No right way to play Gaelic football, says Jim Gavin

Dublin manager and Tyrone opposite number Mickey Harte share similar views despite differing styles

Perspective is everything. So, Dublin and Tyrone play out a National Football league draw under Croke Park lights in early March.

Yet it’s relevance runs deeper than that.

A captivating tactical battle between modern heavyweights, this was also a spectacle best forgotten by the 27,469 pair of eyes, most of whom are young boys.

But of course they won’t forget; they will replicate the patterns.


A neutral sees a sport stagnated by an array of soft fouling, too subtle and too crafty to draw a referee’s ire. David Gough’s only yellow cards were for heavy challenges by growing Dublin recruits Tomás Brady and Emmett Ó Conghaile.

Afterwards Mickey Harte, Tyrone's wise old sage cemented as manager with 12 years of regenerative success, and Jim Gavin, the Dublin manager who staunchly stands over a fast paced flowing philosophy, adopted interestingly similar views of what was offered as an advertisement for a game in serious competition with professional sports on this island.

“There is no right or wrong way to play,” said Gavin with his usual magnanimity. “It’s fascinating to be involved in the middle of it.

It’s a great challenge for coaches to set up their defensive systems and set up a system to counteract that.

“We saw in the All-Ireland final how that went. I don’t know if that’s the template for the future...”

Think it’s fascinating for the public Jim?

“I wouldn’t think so, no.”

Without mentioning rugby by name, Gavin seemed to reference Ireland under Joe Schmidt, pointedly the manner in which they counteract opponent's driving maul by cleverly refusing to embrace it, via a chink in the rule book, thereby negating its effectiveness.

“The managers are playing within the rules. We see it in other sports at the elite level where it can be very strategic and tactical and it’s about holding onto possession and not conceding territory.

“Gaelic football has evolved that way. It might come back the other way but managers and player are playing within the rules,” he reiterated.

“Whether it is pretty on the eye, the All-Ireland champions don’t really mind. The counties who win the All-Ireland’s, who win the cups are just happy with victory.”

Ever tempted to join them?

“No,” Gavin replied.

Harte, the ultimate football pragmatist, also leaned into other sports while defending his team’s ultra defensive yet rapid counter-attacking ways.

“The game is about how well you can defend and how well you can attack,” said Harte. “It’s a very fluid game at the minute.

“I like to see difference in the game. I like to see quality defending. People don’t give defenders credit for defending with discipline. That’s good to see as well.

“Many other teams get all their players behind the ball, in fact in Premiership soccer - I know teams have 11 a side - but sure how often do teams have everybody behind the ball there, make a break and get scores.

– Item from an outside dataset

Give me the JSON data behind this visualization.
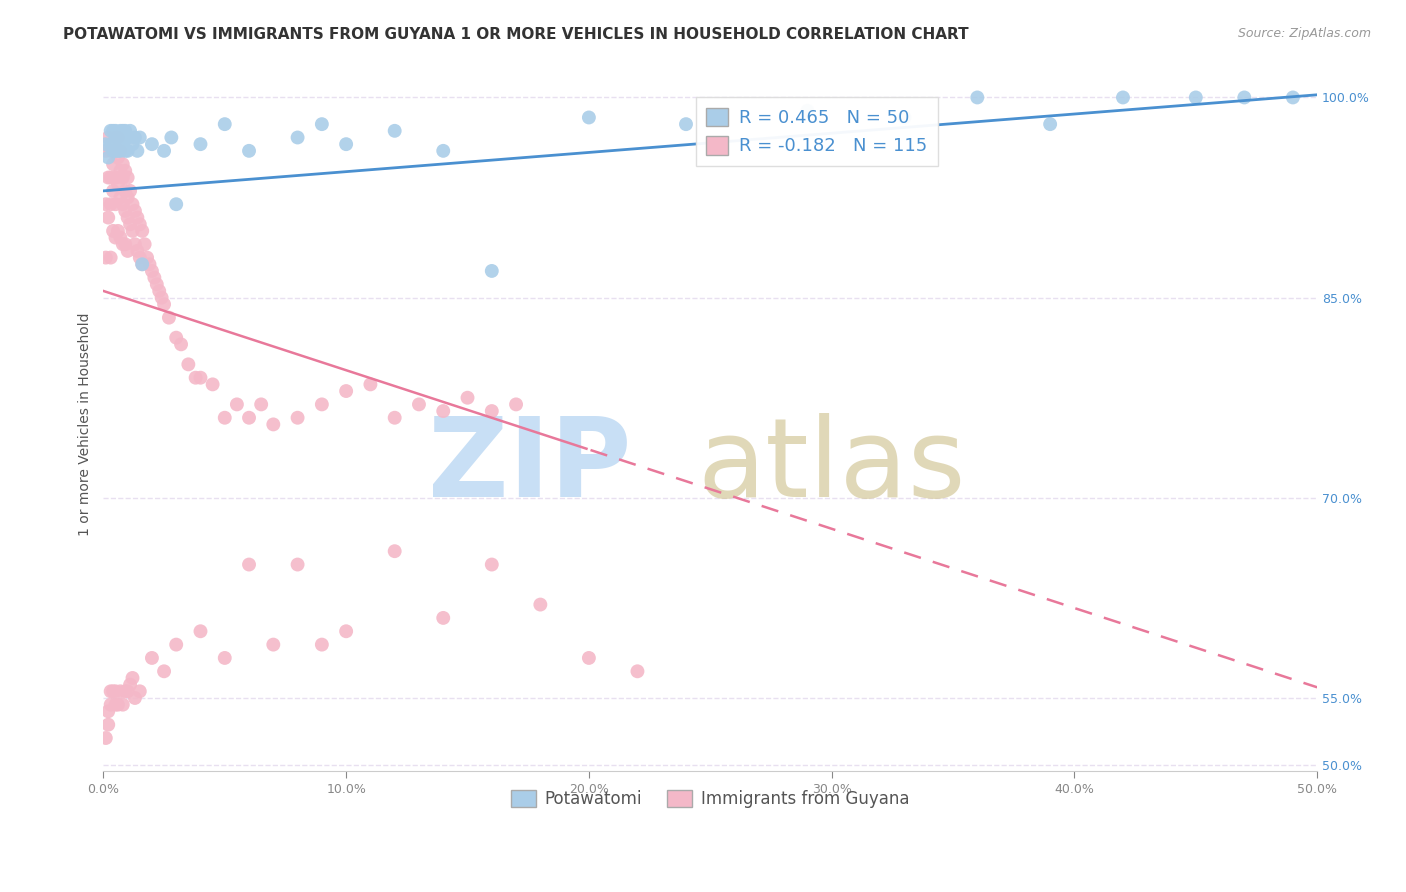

“I don’t see why it should be any different in Gaelic games. If you need to defend as a team and as a unit then you need to attack that way as well.

“I think that’s entertaining when people break from the back at pace, with control, and get good scores.”

Tyrone did this with five of their twelve points. The others scores were from frees. Dublin posted 1-5 of their 1-9 from play with Dean Rock’s dead eye gathering the rest.

Harte was also asked whether he worried for the neutral who sought entertainment from Gaelic football. The answer coated in his perspective, his proven brand of winning at all cost.

“Whoever said goals were what makes the game? Whoever said that people only come to see goals? Goals are just one aspect of the game. Sure it’s nice when we see them from time to time.”

The contest drew two guttural roars from the paying gallery; Rock’s fisted goal in the 69th minute followed by the wave of end to end action that followed into injury time. Everyone calmed and departed as Niall Morgan’s late free flew wide.

“There are many other aspects of our game worth watching,” Harte continued. “I don’t think the people out there were very disappointed at all. I think they must have been very happy. Because there was a lot of energy, a lot of hard work, a lot of skilful play, a lot of good play under pressure.

“We have to look at the game in totality. Goals will come when they present themselves. Anybody who is going to Gaelic football to see goals only, maybe they should go to another game.”

Maybe, after Saturday night, they will.

“Supporters want to see good football, however that may be portrayed.

People see different qualities in what they’re looking at. I wouldn’t think that there is any one script, ‘This is how the game should be played.’

“The game will be played as it needs to be played. If people like that, they’ll come along; if they don’t they’ll vote with their feet and won’t be there.

“It’s the way it is at the moment, more than it used to be. It will change again. Nothing stands still.”

Those who weave football’s future have spoken.